Over one hundred years ago my late grandfather served as a US Army sergeant in France in 1918 with the American Expeditionary Force. Although he never talked about being in combat, at least not to us grandkids he did often remark how ‘’filthy’’ he found the French people to be. Looks like much hasn’t changed in over one hundred years.
Pepe LePew.
Yuk.
Would not surprise me if people provided joke responses.
Zut alors!
I have no doubt this news is not news to HG.
Most bloggers are French.
My Grampa said the same thing about the Frogs. He was Army.
the French no longer deserved their lingering reputation as a smelly nation
Sacrebleu! Working hard to regain the former number one position.
One bar of soap per year. It’s why they invented perfume.
FRENCH perfume anyone????
Spot on. Just the most basic thing of washing hands after the loo and before food handling etc can help enormously. I rembember reading something about Queen Elizabeth the 1st.
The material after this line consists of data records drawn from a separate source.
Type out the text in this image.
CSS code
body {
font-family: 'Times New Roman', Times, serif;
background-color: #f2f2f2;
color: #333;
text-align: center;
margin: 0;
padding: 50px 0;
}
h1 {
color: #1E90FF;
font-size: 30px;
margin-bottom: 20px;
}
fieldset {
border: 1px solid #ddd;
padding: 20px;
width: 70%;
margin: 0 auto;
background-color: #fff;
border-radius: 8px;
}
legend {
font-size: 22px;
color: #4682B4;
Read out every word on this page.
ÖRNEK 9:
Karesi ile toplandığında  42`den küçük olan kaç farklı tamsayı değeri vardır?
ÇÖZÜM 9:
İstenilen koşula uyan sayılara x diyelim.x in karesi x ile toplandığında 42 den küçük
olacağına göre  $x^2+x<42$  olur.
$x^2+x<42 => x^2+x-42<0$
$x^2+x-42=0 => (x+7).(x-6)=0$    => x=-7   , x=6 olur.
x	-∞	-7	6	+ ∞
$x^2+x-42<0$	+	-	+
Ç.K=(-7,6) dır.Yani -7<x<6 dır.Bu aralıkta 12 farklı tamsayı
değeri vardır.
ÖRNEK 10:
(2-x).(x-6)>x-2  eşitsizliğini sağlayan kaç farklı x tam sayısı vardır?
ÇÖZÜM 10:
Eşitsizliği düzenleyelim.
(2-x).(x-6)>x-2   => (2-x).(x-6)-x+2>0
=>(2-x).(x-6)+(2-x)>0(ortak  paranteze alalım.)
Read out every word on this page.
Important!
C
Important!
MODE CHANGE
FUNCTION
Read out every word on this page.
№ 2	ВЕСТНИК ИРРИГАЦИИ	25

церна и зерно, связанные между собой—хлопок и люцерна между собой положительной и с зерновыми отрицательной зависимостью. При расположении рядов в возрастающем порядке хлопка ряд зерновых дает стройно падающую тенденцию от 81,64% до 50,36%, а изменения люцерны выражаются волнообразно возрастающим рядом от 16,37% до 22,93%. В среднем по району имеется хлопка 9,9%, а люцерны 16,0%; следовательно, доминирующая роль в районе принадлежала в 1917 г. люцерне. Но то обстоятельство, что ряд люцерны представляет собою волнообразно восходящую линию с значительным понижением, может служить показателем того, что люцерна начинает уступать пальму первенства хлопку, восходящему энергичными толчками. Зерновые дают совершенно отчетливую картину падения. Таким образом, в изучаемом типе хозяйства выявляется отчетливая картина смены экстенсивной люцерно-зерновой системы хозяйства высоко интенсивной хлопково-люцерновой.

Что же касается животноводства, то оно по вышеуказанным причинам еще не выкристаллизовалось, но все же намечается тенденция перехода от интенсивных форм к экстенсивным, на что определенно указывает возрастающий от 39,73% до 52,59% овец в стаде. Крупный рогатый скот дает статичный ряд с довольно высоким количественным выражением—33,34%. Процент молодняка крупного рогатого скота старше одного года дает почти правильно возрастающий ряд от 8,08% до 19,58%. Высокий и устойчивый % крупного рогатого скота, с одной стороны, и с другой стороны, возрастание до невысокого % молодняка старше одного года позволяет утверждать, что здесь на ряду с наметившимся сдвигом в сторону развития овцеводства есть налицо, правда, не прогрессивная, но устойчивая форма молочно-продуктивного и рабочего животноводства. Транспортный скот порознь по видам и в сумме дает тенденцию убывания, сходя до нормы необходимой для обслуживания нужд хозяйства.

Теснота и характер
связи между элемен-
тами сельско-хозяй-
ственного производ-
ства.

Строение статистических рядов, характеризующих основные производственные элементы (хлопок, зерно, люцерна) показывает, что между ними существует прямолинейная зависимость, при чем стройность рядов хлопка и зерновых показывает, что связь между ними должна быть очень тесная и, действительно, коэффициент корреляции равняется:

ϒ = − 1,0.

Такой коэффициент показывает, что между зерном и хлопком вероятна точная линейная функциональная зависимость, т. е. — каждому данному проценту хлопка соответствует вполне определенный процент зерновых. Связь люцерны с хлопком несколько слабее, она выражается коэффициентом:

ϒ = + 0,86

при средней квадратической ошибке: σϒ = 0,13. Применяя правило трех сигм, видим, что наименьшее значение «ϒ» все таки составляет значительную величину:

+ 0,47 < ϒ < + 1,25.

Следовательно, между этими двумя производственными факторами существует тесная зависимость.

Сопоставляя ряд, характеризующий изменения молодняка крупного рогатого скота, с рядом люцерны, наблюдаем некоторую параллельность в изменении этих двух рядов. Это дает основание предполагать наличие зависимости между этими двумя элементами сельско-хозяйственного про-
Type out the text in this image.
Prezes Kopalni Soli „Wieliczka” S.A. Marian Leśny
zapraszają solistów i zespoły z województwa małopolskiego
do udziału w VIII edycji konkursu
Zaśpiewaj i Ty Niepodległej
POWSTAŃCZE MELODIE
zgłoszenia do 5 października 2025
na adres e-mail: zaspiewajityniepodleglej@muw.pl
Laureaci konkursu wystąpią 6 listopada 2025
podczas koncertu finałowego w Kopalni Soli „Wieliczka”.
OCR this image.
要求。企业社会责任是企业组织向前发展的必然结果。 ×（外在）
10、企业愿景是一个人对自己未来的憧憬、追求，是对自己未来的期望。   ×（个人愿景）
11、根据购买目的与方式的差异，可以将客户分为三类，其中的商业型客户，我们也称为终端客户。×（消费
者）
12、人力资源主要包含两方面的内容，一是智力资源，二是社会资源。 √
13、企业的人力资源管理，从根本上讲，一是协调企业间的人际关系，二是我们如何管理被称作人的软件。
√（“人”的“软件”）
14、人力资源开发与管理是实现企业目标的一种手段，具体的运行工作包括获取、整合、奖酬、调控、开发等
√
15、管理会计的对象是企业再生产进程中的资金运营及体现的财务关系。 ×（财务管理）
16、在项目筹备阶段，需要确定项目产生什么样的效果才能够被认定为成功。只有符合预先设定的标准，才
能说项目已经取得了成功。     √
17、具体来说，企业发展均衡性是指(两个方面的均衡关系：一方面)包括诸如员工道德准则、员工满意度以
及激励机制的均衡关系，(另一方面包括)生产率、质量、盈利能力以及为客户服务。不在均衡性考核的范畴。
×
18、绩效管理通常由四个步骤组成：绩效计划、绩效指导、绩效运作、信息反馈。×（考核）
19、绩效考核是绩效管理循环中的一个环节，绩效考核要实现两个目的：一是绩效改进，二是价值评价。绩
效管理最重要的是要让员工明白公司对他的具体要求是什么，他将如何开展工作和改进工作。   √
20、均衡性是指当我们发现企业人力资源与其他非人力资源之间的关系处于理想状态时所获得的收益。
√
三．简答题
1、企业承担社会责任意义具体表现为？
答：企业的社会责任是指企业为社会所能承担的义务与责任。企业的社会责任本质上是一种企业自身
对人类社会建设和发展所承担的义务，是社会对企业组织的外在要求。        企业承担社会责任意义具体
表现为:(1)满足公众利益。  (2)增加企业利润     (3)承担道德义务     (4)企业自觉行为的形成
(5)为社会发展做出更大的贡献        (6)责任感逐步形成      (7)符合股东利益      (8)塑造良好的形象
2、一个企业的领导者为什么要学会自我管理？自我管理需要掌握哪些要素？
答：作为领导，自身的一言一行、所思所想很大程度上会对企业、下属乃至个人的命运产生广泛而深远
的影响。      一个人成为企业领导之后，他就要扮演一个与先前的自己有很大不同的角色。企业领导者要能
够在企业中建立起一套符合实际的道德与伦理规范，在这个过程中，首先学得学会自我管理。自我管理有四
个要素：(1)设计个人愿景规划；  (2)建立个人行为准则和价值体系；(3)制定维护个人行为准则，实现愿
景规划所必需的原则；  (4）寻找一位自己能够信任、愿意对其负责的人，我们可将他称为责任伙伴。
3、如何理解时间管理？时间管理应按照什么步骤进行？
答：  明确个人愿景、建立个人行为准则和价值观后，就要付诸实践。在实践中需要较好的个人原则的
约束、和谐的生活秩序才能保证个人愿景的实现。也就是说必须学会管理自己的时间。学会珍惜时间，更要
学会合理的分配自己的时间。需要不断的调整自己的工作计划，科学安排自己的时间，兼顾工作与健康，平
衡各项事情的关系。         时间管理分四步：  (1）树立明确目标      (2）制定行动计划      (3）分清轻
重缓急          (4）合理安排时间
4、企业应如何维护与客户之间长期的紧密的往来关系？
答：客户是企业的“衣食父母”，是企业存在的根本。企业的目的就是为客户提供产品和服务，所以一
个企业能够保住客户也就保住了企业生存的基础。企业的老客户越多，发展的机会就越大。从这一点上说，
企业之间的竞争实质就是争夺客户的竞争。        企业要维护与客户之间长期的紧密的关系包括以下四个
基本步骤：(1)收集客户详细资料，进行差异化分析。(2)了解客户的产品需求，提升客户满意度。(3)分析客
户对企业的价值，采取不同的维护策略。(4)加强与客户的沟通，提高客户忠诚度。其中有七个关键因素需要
Said she ‘bathed once a month, whether she need it or not’. Be on the nose after a day, let alone a whole month
They don’t wash their junk.
Those people only use their left hand, so the right is perpetually clean
That great-grandfather of mine who emigrated from France to Wheeling, West Virginia? This was probably why.
This is not really going to make the french that much more susceptible. The virus moves easily through the air. Physical contact is not necessary. The Japanese are ultra clean. They do not shake hands, and yet it moves through Japan. So expect the virus to move through most crowded countries.
[Is that because at least 1/3 of the French people are from a protected group that doesnt think washing their hands after they use the bathroom is necessary because the rock they used was sufficient?]